Comparison of various static multiple-model estimation algorithms

A static multiple-model (SMM) estimation and decision algorithm has two functions: estimate the state of the system and decide which model is the best representation of the system. This paper concentrates on static multiple-model systems, that is, there is only one mathematical model applicable to a sequence of measurements, that model is one of a number of known possible mathematical models, but which one of these models is applicable is not known. In this paper, the characteristics of both estimation and decision errors of three SMM optimal algorithms are evaluated with a variety of performance measures using a Monte Carlo simulation. The SMM algorithms evaluated include those that are optimal for the following optimization criteria: the minimum mean sum squared estimation error, the joint maximum a posteriori probability, and the most probable model.
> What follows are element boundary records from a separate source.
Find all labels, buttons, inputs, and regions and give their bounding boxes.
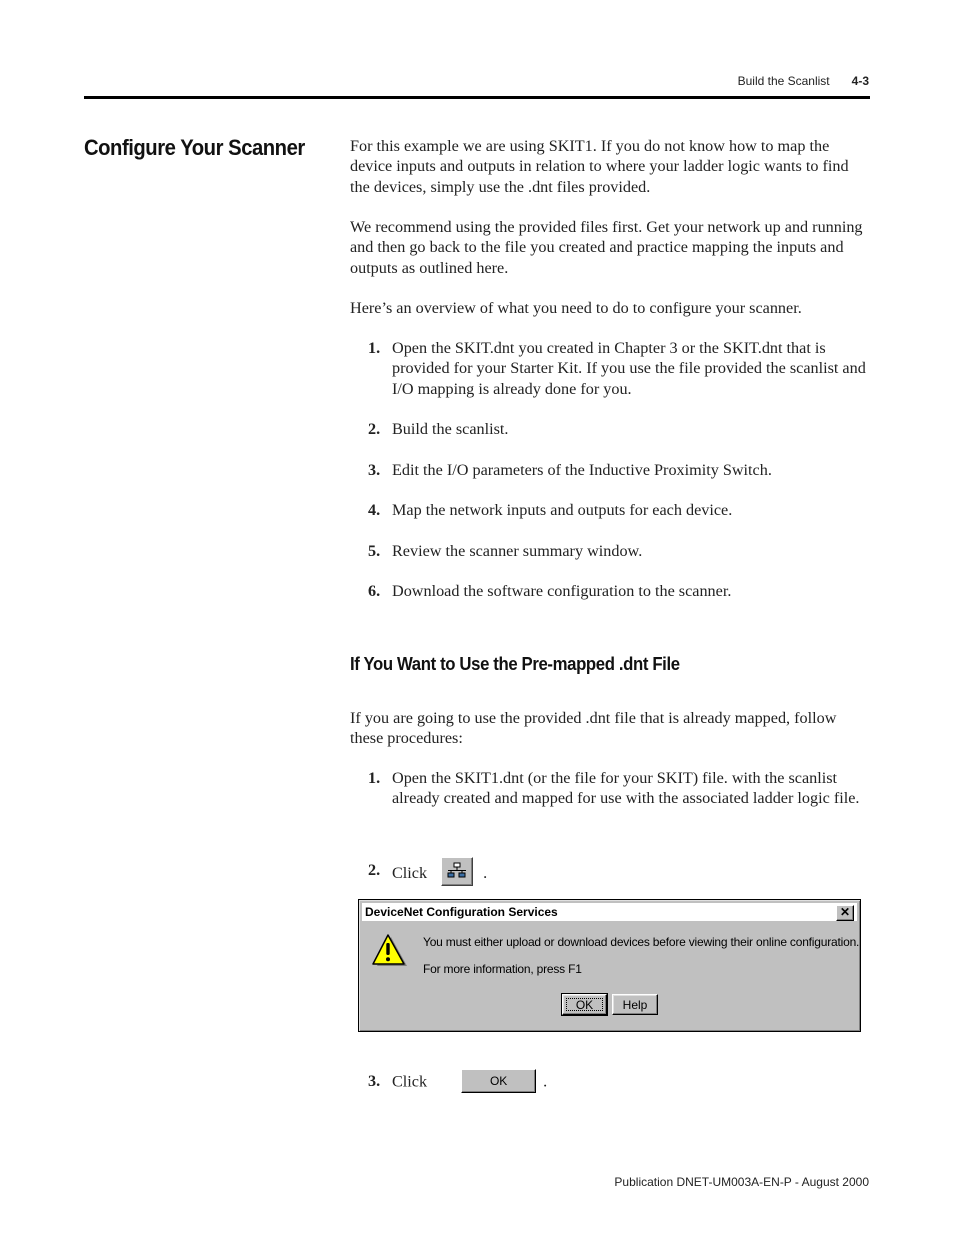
network-online-icon <box>447 862 467 880</box>
step-text: Map the network inputs and outputs for each device. <box>392 501 733 519</box>
ok-button[interactable] <box>562 994 607 1015</box>
premapped-step-3 <box>368 1071 873 1095</box>
overview-step <box>368 338 873 399</box>
step-number: 4. <box>368 501 381 519</box>
network-online-button[interactable] <box>441 857 473 886</box>
dialog-hint: For more information, press F1 <box>423 962 582 976</box>
step-text: Download the software configuration to the scanner. <box>392 582 732 600</box>
step-suffix: . <box>483 864 488 883</box>
header-section-title: Build the Scanlist <box>737 74 830 88</box>
step-number: 1. <box>368 339 381 357</box>
section-heading: Configure Your Scanner <box>84 135 305 160</box>
close-button[interactable]: ✕ <box>836 905 854 921</box>
overview-step <box>368 541 873 561</box>
overview-step <box>368 419 873 439</box>
step-text: Open the SKIT1.dnt (or the file for your SKIT) file. with the scanlist already created and mapped for use with the associated ladder logic file. <box>392 769 860 808</box>
step-number: 2. <box>368 861 381 879</box>
overview-step <box>368 500 873 520</box>
step-number: 5. <box>368 542 381 560</box>
premapped-intro: If you are going to use the provided .dnt file that is already mapped, follow these procedures: <box>350 709 837 748</box>
dialog-titlebar <box>362 903 857 921</box>
step-text: Open the SKIT.dnt you created in Chapter 3 or the SKIT.dnt that is provided for your Starter Kit. If you use the file provided the scanlist and I/O mapping is already done for you. <box>392 339 866 398</box>
header-rule <box>84 96 870 99</box>
overview-step <box>368 581 873 601</box>
step-text: Review the scanner summary window. <box>392 542 643 560</box>
ok-button-illustration[interactable]: OK <box>461 1069 536 1093</box>
step-number: 3. <box>368 1072 381 1090</box>
publication-footer: Publication DNET-UM003A-EN-P - August 2000 <box>614 1175 869 1189</box>
step-text: Click <box>392 864 428 883</box>
intro-paragraph-3: Here’s an overview of what you need to do to configure your scanner. <box>350 299 802 317</box>
dialog-message: You must either upload or download devices before viewing their online configuration. <box>423 935 860 949</box>
step-text: Build the scanlist. <box>392 420 509 438</box>
step-suffix: . <box>543 1072 548 1091</box>
step-number: 3. <box>368 461 381 479</box>
devicenet-dialog <box>358 899 861 1032</box>
intro-paragraph-2: We recommend using the provided files first. Get your network up and running and then go back to the file you created and practice mapping the inputs and outputs as outlined here. <box>350 218 863 277</box>
overview-step <box>368 460 873 480</box>
focus-ring <box>566 998 603 1011</box>
header-page-number: 4-3 <box>851 74 869 88</box>
step-number: 1. <box>368 769 381 787</box>
dialog-title: DeviceNet Configuration Services <box>365 905 558 919</box>
help-button[interactable]: Help <box>612 994 658 1015</box>
premapped-step-1 <box>368 768 873 809</box>
subsection-heading: If You Want to Use the Pre-mapped .dnt File <box>350 654 680 674</box>
intro-paragraph-1: For this example we are using SKIT1. If you do not know how to map the device inputs and outputs in relation to where your ladder logic wants to find the devices, simply use the .dnt files provided. <box>350 137 849 196</box>
step-number: 6. <box>368 582 381 600</box>
step-text: Click <box>392 1072 428 1091</box>
warning-icon <box>372 934 408 968</box>
step-number: 2. <box>368 420 381 438</box>
premapped-step-2 <box>368 860 873 889</box>
running-header <box>738 74 869 88</box>
ok-button-label: OK <box>575 998 594 1012</box>
step-text: Edit the I/O parameters of the Inductive Proximity Switch. <box>392 461 772 479</box>
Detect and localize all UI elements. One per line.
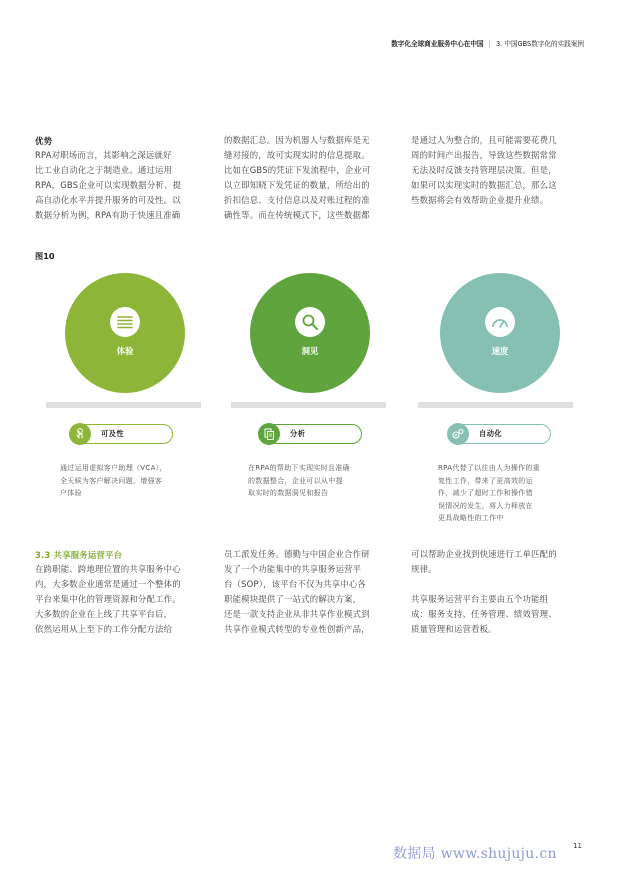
paragraph-line: 是通过人为整合的，且可能需要花费几 [411,135,557,145]
paragraph-line: 比工业自动化之于制造业。通过运用 [35,165,173,175]
divider-bar [231,402,386,408]
desc-line: 误情况的发生，将人力释放在 [438,501,533,510]
divider-bar [46,402,201,408]
desc-line: 作，减少了超时工作和操作错 [438,489,533,497]
paragraph-line: 成：服务支持、任务管理、绩效管理、 [411,609,557,619]
desc-line: 更具战略性的工作中 [438,514,504,522]
paragraph-line: 周的时间产出报告，导致这些数据常常 [411,150,557,160]
circle-experience [65,273,185,393]
pill-accessibility [70,424,173,444]
paragraph-line: 的数据汇总。因为机器人与数据库是无 [224,135,370,145]
paragraph-line: 大多数的企业在上线了共享平台后， [35,609,173,619]
desc-line: RPA代替了以往由人为操作的重 [438,464,540,472]
paragraph-line: 些数据将会有效帮助企业提升业绩。 [411,195,549,205]
pill-label: 分析 [290,429,306,438]
paragraph-line: 平台来集中化的管理资源和分配工作。 [35,594,181,604]
gauge-icon [485,307,515,337]
section33-col-1 [35,549,213,637]
paragraph-line: 高自动化水平并提升服务的可及性。以 [35,195,181,205]
pill-label: 可及性 [101,429,125,438]
page-number: 11 [573,842,582,850]
paragraph-line: 数据分析为例，RPA有助于快速且准确 [35,210,181,220]
paragraph-line: 还是一款支持企业从非共享作业模式到 [224,609,370,619]
paragraph-line: 质量管理和运营看板。 [411,624,497,634]
paragraph-line: 比如在GBS的凭证下发流程中，企业可 [224,165,371,175]
section33-col-2 [224,547,402,637]
paragraph-line: 职能模块提供了一站式的解决方案， [224,594,362,604]
paragraph-line: 以立即知晓下发凭证的数量，所给出的 [224,180,370,190]
desc-line: 通过运用虚拟客户助理（VCA）， [60,464,167,472]
circle-label: 速度 [491,346,509,356]
paragraph-line: 折扣信息、支付信息以及对账过程的准 [224,195,370,205]
watermark: 数据局 www.shujuju.cn [393,846,557,862]
desc-line: 取实时的数据洞见和报告 [248,489,329,497]
paragraph-line: 台（SOP），该平台不仅为共享中心各 [224,579,366,589]
paragraph-line: 依然运用从上至下的工作分配方法给 [35,624,173,634]
paragraph-line: 缝对接的，故可实现实时的信息提取。 [224,150,370,160]
documents-icon [258,423,280,445]
paragraph-line: 共享作业模式转型的专业性创新产品， [224,624,370,634]
section33-col-3 [411,547,591,637]
pill-analysis [259,424,362,444]
list-lines-icon [110,307,140,337]
paragraph-line: 员工派发任务。德勤与中国企业合作研 [224,549,370,559]
paragraph-line: 共享服务运营平台主要由五个功能组 [411,594,549,604]
paragraph-line: RPA，GBS企业可以实现数据分析、提 [35,180,182,190]
figure-label: 图10 [35,251,55,261]
section33-heading: 3.3 共享服务运营平台 [35,550,123,560]
desc-automation [438,462,588,525]
paragraph-line: RPA对职场而言，其影响之深远就好 [35,150,172,160]
page-header [391,38,584,48]
paragraph-line: 规律。 [411,564,437,574]
desc-line: 复性工作，带来了更高效的运 [438,476,533,485]
paragraph-line: 发了一个功能集中的共享服务运营平 [224,564,362,574]
desc-line: 户体验 [60,489,82,497]
paragraph-line: 确性等。而在传统模式下，这些数据都 [224,210,370,220]
header-separator: | [488,40,491,48]
desc-analysis [248,462,398,500]
paragraph-line: 无法及时反馈支持管理层决策。但是， [411,165,557,175]
circle-label: 体验 [116,346,134,356]
circle-insight [250,273,370,393]
paragraph-line: 如果可以实现实时的数据汇总，那么这 [411,180,557,190]
header-title: 数字化全球商业服务中心在中国 [391,40,484,48]
desc-accessibility [60,462,210,500]
advantages-col-3 [411,133,589,208]
desc-line: 全天候为客户解决问题，增强客 [60,476,163,485]
desc-line: 在RPA的帮助下实现实时且准确 [248,464,350,472]
advantages-heading: 优势 [35,136,53,146]
gears-icon [447,423,469,445]
paragraph-line: 可以帮助企业找到快速进行工单匹配的 [411,549,557,559]
pill-automation [448,424,551,444]
hand-touch-icon [69,423,91,445]
divider-bar [418,402,573,408]
desc-line: 的数据整合，企业可以从中提 [248,476,343,485]
paragraph-line: 内，大多数企业通常是通过一个整体的 [35,579,181,589]
circle-label: 洞见 [301,346,319,356]
pill-label: 自动化 [479,429,503,438]
paragraph-line: 在跨职能、跨地理位置的共享服务中心 [35,564,181,574]
advantages-col-2 [224,133,402,223]
magnifier-icon [295,307,325,337]
advantages-col-1 [35,135,210,223]
circle-speed [440,273,560,393]
header-section: 3. 中国GBS数字化的实践案例 [495,40,584,48]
The performance measures include the root mean sum squared estimation error, the mean root sum squared estimation error, the estimation maximum a posteriori probability density function, and two simultaneous estimation and decision measures of performance. The first three measures of performance correspond to the mean, median, and mode, respectively, of the a posteriori probability density function of the system state conditioned on the measurements. One of these performance measures could be more suitable to a specific system application, while another might be more suitable to a different system. This study address one of the fundamentals of target tracking. It demonstrates that algorithms that are optimal for different criteria exhibit different error characteristics and do not all perform the same for the various performance evaluation measures. As a result, there is no single algorithm that is best for all system applications - different algorithms are suitable for different applications. The results presented in the paper provide insight for the selection and design of different algorithms for different applications.